Since Joesph is the favorite son, and a bit of a brat, his brothers get rid of him. They ship him off to Egypt where he becomes a slave. He then gets in trouble, does jail time and ultimately becomes 2nd in command of the whole kingdom. And then he saves his family from starvation.
And that is the part that is interesting to me—the climate part of it. You see Pharaoh was having weird dreams. They hauled Joseph out of prison to interpret them. It was his thing. He said there would be 7 years of amazing weather with huge harvests. Then he warned of 7 years afterwards of horrible drought, famine, and potential starvation. He predicted temporary climate change AND he came up with an adaptation plan.

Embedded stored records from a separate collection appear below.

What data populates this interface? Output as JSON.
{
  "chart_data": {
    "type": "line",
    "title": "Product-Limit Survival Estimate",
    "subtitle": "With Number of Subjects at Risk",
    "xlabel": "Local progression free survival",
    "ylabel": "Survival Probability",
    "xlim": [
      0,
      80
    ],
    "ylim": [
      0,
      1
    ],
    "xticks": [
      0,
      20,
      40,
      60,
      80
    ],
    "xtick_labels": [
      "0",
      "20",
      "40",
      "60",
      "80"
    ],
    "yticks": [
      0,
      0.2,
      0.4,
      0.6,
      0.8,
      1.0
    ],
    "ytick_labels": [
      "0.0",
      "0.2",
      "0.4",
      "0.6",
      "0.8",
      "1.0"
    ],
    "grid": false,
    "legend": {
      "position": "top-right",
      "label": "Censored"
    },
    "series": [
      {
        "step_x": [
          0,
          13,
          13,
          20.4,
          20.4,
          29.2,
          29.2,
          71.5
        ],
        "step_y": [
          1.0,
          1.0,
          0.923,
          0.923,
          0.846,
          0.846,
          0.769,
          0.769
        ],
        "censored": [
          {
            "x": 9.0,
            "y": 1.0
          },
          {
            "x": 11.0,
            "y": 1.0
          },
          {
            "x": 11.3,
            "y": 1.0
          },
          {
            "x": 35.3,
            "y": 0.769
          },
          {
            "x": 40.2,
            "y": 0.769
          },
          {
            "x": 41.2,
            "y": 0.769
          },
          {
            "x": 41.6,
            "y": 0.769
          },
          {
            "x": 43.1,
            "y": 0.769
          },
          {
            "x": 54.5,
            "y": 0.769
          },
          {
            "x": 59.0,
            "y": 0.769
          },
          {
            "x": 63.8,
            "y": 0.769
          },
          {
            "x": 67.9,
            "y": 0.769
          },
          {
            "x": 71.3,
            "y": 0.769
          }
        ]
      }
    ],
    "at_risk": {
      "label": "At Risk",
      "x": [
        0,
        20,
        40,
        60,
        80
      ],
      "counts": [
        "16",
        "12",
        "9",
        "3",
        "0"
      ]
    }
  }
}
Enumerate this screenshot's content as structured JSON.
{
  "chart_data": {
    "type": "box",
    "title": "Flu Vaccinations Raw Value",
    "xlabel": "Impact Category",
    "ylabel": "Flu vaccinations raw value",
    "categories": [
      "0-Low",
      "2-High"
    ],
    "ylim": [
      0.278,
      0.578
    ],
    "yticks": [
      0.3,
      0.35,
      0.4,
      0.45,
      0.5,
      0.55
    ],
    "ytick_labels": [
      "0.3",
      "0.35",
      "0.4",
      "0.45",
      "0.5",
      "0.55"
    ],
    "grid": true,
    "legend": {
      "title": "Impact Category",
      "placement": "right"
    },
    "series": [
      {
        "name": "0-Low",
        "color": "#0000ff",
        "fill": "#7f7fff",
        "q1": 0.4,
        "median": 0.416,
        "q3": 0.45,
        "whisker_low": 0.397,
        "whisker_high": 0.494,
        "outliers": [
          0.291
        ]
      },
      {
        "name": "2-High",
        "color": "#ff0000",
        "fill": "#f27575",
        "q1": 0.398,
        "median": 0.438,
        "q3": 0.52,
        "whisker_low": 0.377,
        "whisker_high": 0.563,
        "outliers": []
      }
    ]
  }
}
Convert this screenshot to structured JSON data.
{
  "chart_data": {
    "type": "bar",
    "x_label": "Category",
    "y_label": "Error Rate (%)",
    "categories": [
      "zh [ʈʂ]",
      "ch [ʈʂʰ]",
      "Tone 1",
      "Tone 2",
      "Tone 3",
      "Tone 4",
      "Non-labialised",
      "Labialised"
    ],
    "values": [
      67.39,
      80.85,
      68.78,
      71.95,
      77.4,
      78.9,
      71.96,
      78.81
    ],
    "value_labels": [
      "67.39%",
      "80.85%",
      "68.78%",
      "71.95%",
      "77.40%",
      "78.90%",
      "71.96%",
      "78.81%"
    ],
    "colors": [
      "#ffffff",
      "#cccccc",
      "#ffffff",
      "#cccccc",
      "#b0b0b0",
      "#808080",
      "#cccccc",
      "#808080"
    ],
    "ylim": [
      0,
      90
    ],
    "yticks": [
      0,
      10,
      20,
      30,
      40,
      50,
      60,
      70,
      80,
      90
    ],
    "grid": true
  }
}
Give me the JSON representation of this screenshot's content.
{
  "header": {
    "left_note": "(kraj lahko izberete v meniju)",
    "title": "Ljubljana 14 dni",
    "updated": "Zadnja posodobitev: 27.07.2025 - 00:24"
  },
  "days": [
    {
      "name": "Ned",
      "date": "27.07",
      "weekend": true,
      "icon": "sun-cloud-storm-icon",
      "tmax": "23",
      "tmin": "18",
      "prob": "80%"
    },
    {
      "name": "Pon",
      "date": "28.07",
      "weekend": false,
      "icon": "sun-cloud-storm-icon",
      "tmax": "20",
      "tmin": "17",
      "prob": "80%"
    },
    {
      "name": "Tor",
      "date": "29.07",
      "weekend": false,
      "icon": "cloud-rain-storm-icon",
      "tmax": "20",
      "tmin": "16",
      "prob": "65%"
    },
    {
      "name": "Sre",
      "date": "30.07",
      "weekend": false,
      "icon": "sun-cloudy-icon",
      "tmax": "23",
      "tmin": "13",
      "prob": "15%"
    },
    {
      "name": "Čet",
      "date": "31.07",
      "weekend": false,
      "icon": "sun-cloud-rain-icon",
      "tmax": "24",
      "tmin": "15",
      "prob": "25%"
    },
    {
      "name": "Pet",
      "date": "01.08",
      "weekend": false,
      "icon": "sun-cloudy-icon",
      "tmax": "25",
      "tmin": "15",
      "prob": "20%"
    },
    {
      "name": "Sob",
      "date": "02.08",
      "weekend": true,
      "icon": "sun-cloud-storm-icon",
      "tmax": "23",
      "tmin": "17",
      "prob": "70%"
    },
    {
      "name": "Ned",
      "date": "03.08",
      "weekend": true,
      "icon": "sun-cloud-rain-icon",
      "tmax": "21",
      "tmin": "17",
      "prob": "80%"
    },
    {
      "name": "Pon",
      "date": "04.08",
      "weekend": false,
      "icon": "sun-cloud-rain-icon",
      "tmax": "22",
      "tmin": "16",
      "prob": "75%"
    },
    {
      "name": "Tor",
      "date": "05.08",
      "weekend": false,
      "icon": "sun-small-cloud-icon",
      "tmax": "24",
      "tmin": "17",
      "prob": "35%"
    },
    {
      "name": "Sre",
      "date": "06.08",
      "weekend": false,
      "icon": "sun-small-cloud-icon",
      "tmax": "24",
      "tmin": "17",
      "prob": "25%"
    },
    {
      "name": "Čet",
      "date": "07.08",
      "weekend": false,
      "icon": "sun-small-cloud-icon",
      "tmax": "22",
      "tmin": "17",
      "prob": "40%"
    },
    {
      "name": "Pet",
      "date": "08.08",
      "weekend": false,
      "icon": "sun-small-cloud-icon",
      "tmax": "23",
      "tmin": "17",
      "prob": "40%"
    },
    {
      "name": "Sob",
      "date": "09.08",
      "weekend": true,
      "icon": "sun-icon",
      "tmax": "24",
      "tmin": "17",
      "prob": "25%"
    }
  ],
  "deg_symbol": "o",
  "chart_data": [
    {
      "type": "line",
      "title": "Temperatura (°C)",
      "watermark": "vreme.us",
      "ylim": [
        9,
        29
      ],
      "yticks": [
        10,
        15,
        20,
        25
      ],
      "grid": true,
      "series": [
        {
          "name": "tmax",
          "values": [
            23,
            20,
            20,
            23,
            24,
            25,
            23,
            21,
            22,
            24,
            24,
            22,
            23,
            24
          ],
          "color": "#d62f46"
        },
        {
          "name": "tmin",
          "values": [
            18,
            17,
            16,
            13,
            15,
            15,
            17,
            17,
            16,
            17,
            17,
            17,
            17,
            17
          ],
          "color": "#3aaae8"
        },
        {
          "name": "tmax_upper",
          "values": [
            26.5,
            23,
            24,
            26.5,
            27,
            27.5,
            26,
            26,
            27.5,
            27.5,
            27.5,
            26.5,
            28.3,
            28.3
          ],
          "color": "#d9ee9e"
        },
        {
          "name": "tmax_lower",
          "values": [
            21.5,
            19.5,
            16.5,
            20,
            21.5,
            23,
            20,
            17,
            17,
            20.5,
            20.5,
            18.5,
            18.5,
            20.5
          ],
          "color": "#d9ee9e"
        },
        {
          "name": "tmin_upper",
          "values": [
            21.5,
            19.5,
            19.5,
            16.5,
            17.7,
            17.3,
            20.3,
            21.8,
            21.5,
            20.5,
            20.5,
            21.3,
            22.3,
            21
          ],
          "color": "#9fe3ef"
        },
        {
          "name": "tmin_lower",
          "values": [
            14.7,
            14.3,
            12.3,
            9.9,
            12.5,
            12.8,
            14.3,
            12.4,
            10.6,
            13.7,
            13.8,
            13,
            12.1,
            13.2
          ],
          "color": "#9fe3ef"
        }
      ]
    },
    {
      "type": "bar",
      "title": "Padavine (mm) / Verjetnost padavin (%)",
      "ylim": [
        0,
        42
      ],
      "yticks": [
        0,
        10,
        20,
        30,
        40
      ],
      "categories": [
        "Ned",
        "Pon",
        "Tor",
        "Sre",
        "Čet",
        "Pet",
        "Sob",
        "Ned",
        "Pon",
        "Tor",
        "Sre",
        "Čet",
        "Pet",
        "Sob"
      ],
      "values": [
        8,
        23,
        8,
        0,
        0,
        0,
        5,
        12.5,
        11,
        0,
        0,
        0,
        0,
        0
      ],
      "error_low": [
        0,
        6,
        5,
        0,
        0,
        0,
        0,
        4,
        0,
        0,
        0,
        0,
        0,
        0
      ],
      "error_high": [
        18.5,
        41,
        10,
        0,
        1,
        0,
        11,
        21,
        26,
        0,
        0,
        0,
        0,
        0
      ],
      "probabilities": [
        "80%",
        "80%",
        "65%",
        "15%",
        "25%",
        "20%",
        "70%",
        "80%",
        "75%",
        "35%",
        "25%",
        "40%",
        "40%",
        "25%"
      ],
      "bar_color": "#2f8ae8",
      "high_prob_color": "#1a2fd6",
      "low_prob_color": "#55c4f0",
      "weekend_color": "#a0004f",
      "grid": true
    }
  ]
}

He suggested that Pharaoh grow as much grain as possible and stash it away in storage for a rainy day, well, many days with no rain. Then when the people are hungry and needy, there is food for them. And it was a successful plan. Thefamine hit and Pharaoh had mountains of food to feed a starving nation.
It was an effective plan, but it was not a just plan. It wasn’t fair. There is no such thing as a free lunch. In order to get Pharaoh’s grain, people had to sell everything they had and give it to the ruler. This turned Pharaoh into the ultimate 1% leading to oppression and slavery.
So what lesson do I get from this? In coming up with solutions to address the physical needs of people in a time of climate change, we need to calculate how the plan affects people’s right. Because climate change is a human rights issue.
This is Marvin and this has been your moment with Marvin.